Saí do banho renovada, mas ainda mordaz. Desci as escadas e, assim que me sentei no sofá grande da sala, senti um peso pequeno e doce escalar as minhas pernas. A pequena Maya, minha sobrinha de dois anos, subiu no meu colo com um cheirinho de colônia de bebê que finalmente desarmou minha guarda.
— Pronto. Agora conte — Gabriel disse, fechando o notebook e me olhando com aquele seu olhar analítico de advogado. — Quem a gente precisa processar ou quem eu preciso encarar de perto?
Respirei fundo e contei tudo. Desde o momento em que encontrei a Dona Vitória passando m*l na frente da loja, até a chegada triunfal e detestável do neto dela no hospital.
— Ele simplesmente jogou o maço de dinheiro em mim, Gabriel! — terminei, a voz subindo uma oitava. — Como se eu fosse uma aproveitadora de idosos.
— Mas que sujeitinho prepotente! — meu pai, Antônio, exclamou, batendo com a mão no braço da poltrona. — Nós não criamos nossos filhos para serem humilhados por gente que acha que o bolso é maior que o caráter.
— Sebastian Rossi, você disse? — Gabriel semicerrou os olhos, a mente de advogado empresarial trabalhando rápido. — Esse nome não me é estranho. Se for o Rossi que estou pensando, ele é o presidente de uma das maiores holdings de arquitetura do país. O cara é implacável, Olívia. Dizem que ele não tem amigos, apenas sócios e inimigos.
— Ele é um ogro, isso sim — Beatriz comentou, sem tirar os olhos do livro de medicina, mas prestando atenção em tudo. — Típico de gente que tem muito poder e nenhuma inteligência emocional. Se ele aparecer na minha frente no hospital durante o meu estágio, eu receito um calmante pra ver se ele vira gente.
— O pior é a Dona Vitória — eu disse, acariciando o cabelo da Maya, que já estava quase dormindo no meu colo. — Ela é uma doçura. Como alguém tão gentil pode ter um neto tão... tão desprovido de alma?

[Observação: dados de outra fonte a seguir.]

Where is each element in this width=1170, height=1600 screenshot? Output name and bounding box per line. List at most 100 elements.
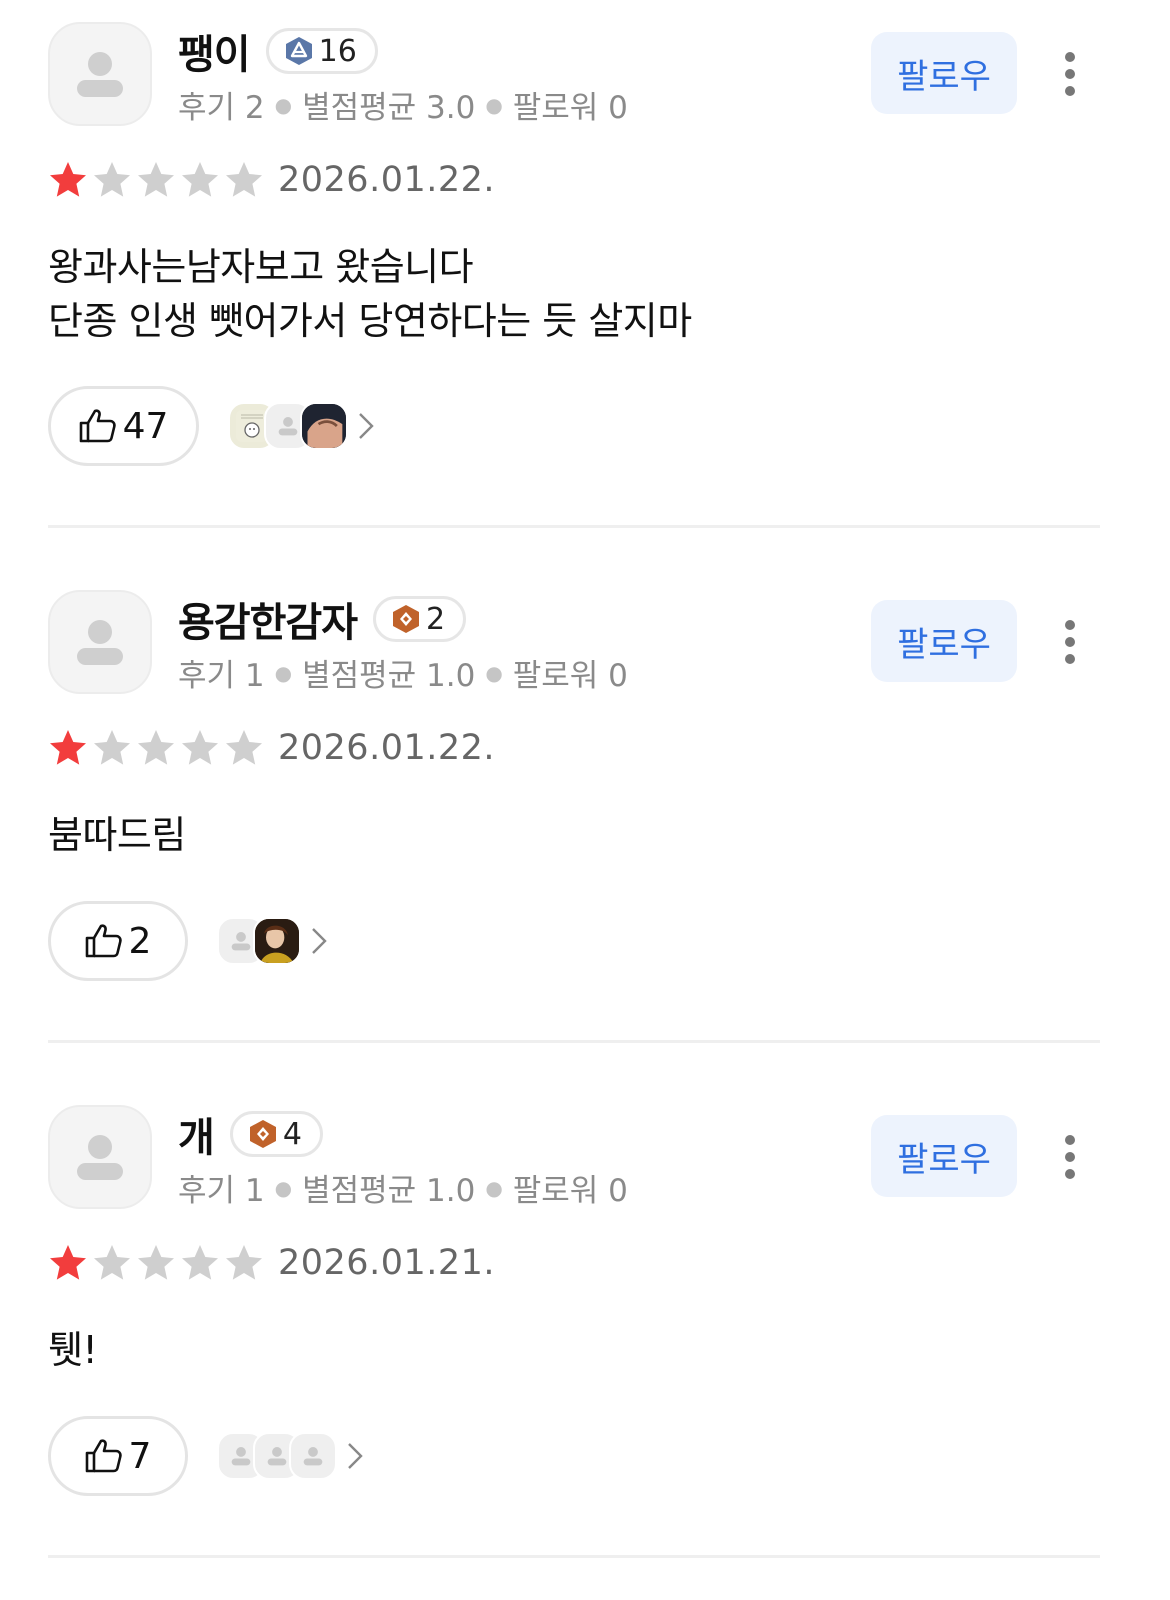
more-options-icon[interactable] [1050,614,1090,670]
username[interactable]: 용감한감자 [178,590,358,648]
average-rating: 별점평균 3.0 [302,90,476,126]
liked-users[interactable] [217,917,327,965]
user-stats: 후기 2 ● 별점평균 3.0 ● 팔로워 0 [178,82,628,127]
separator-dot: ● [274,660,293,685]
review-card: 용감한감자 2 후기 1 ● 별점평균 1.0 ● 팔로워 0 팔로우 2026… [0,568,1170,1096]
thumbs-up-icon [85,924,122,958]
review-list: 팽이 16 후기 2 ● 별점평균 3.0 ● 팔로워 0 팔로우 2026.0… [0,0,1170,1600]
user-stats: 후기 1 ● 별점평균 1.0 ● 팔로워 0 [178,1165,628,1210]
separator-dot: ● [485,660,503,685]
level-number: 16 [318,33,357,69]
level-badge: 2 [373,596,467,642]
follower-count: 팔로워 0 [512,658,628,694]
default-user-icon [231,1447,251,1466]
username[interactable]: 팽이 [178,22,251,80]
review-card: 개 4 후기 1 ● 별점평균 1.0 ● 팔로워 0 팔로우 2026.01.… [0,1083,1170,1600]
review-card: 팽이 16 후기 2 ● 별점평균 3.0 ● 팔로워 0 팔로우 2026.0… [0,0,1170,528]
level-badge: 16 [265,28,378,74]
rating-row: 2026.01.22. [48,726,495,770]
user-name-row: 용감한감자 2 [178,594,467,646]
level-number: 4 [282,1116,302,1152]
more-options-icon[interactable] [1050,1129,1090,1185]
star-filled-icon [50,730,86,765]
more-options-icon[interactable] [1050,46,1090,102]
liked-users[interactable] [228,402,374,450]
separator-dot: ● [274,92,293,117]
star-empty-icon [226,1245,262,1280]
star-empty-icon [94,1245,130,1280]
review-date: 2026.01.22. [278,160,496,200]
thumbs-up-icon [85,1439,122,1473]
like-count: 7 [128,1435,152,1477]
level-badge: 4 [229,1111,323,1157]
average-rating: 별점평균 1.0 [302,1173,476,1209]
star-empty-icon [182,730,218,765]
default-user-icon [77,52,123,97]
divider [48,1555,1100,1558]
chevron-right-icon [312,928,327,954]
blue-level-badge-icon [285,37,312,65]
default-user-icon [267,1447,287,1466]
star-empty-icon [182,1245,218,1280]
user-avatar[interactable] [48,22,152,126]
rating-row: 2026.01.21. [48,1241,495,1285]
chevron-right-icon [359,413,374,439]
star-empty-icon [182,162,218,197]
photo-avatar [300,402,348,450]
star-rating [48,160,264,200]
user-stats: 후기 1 ● 별점평균 1.0 ● 팔로워 0 [178,650,628,695]
star-empty-icon [94,162,130,197]
star-empty-icon [94,730,130,765]
thumbs-up-icon [79,409,116,443]
star-empty-icon [138,162,174,197]
like-button[interactable]: 7 [48,1416,188,1496]
like-count: 47 [122,405,169,447]
follower-count: 팔로워 0 [512,1173,628,1209]
like-button[interactable]: 2 [48,901,188,981]
star-rating [48,728,264,768]
default-user-icon [77,1135,123,1180]
liked-users[interactable] [217,1432,363,1480]
separator-dot: ● [274,1175,293,1200]
average-rating: 별점평균 1.0 [302,658,476,694]
separator-dot: ● [485,92,503,117]
star-rating [48,1243,264,1283]
review-date: 2026.01.21. [278,1243,496,1283]
star-empty-icon [226,162,262,197]
star-empty-icon [138,730,174,765]
review-text: 붐따드림 [48,813,186,857]
review-text: 왕과사는남자보고 왔습니다 단종 인생 뺏어가서 당연하다는 듯 살지마 [48,245,692,343]
bronze-level-badge-icon [249,1120,276,1148]
follow-button[interactable]: 팔로우 [871,32,1017,114]
follow-button[interactable]: 팔로우 [871,600,1017,682]
user-name-row: 개 4 [178,1109,323,1161]
review-date: 2026.01.22. [278,728,496,768]
separator-dot: ● [485,1175,503,1200]
bronze-level-badge-icon [393,605,419,633]
follow-button[interactable]: 팔로우 [871,1115,1017,1197]
rating-row: 2026.01.22. [48,158,495,202]
like-button[interactable]: 47 [48,386,199,466]
profile-photo-icon [302,404,346,448]
divider [48,1040,1100,1043]
default-user-icon [231,932,251,951]
like-count: 2 [128,920,152,962]
star-empty-icon [138,1245,174,1280]
level-number: 2 [426,601,446,637]
default-avatar [289,1432,337,1480]
user-name-row: 팽이 16 [178,26,378,78]
default-user-icon [77,620,123,665]
review-count: 후기 2 [178,90,265,126]
star-filled-icon [50,162,86,197]
profile-photo-icon [255,919,299,963]
user-avatar[interactable] [48,590,152,694]
default-user-icon [278,417,298,436]
review-text: 퉷! [48,1328,98,1372]
star-filled-icon [50,1245,86,1280]
user-avatar[interactable] [48,1105,152,1209]
review-count: 후기 1 [178,1173,265,1209]
default-user-icon [303,1447,323,1466]
photo-avatar [253,917,301,965]
divider [48,525,1100,528]
username[interactable]: 개 [178,1105,215,1163]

— Esquece isso, Lívia — minha mãe disse, aproximando-se e colocando a mão no meu ombro. — Você fez a sua parte. O bem que você fez para aquela senhora é seu, e ninguém, nem o homem mais rico do mundo, pode tirar isso de você ou colocar um preço.
— Eu sei, mãe. Só que... eu nunca senti tanta raiva de alguém em tão pouco tempo.
Gabriel deu um sorriso de lado, aquele sorriso de quem sabe ler as entrelinhas.
— Cuidado, maninha. Dizem que o ódio e a paixão moram na mesma rua, só que em casas diferentes.
— Nem brinca com isso, Gabriel! — joguei uma almofada nele, fazendo todos rirem. — Eu quero aquele homem a quilómetros de distância de mim. Se eu nunca mais vir a cara do Sebastian Rossi, vai ser tarde demais.
Mal sabia eu, enquanto recebia o carinho da minha família naquela noite em Curitiba, que o destino não só estava rindo da minha afirmação, como já estava preparando as malas para me mandar direto para o território dele. O Rio de Janeiro me esperava, e o arquiteto de gelo também.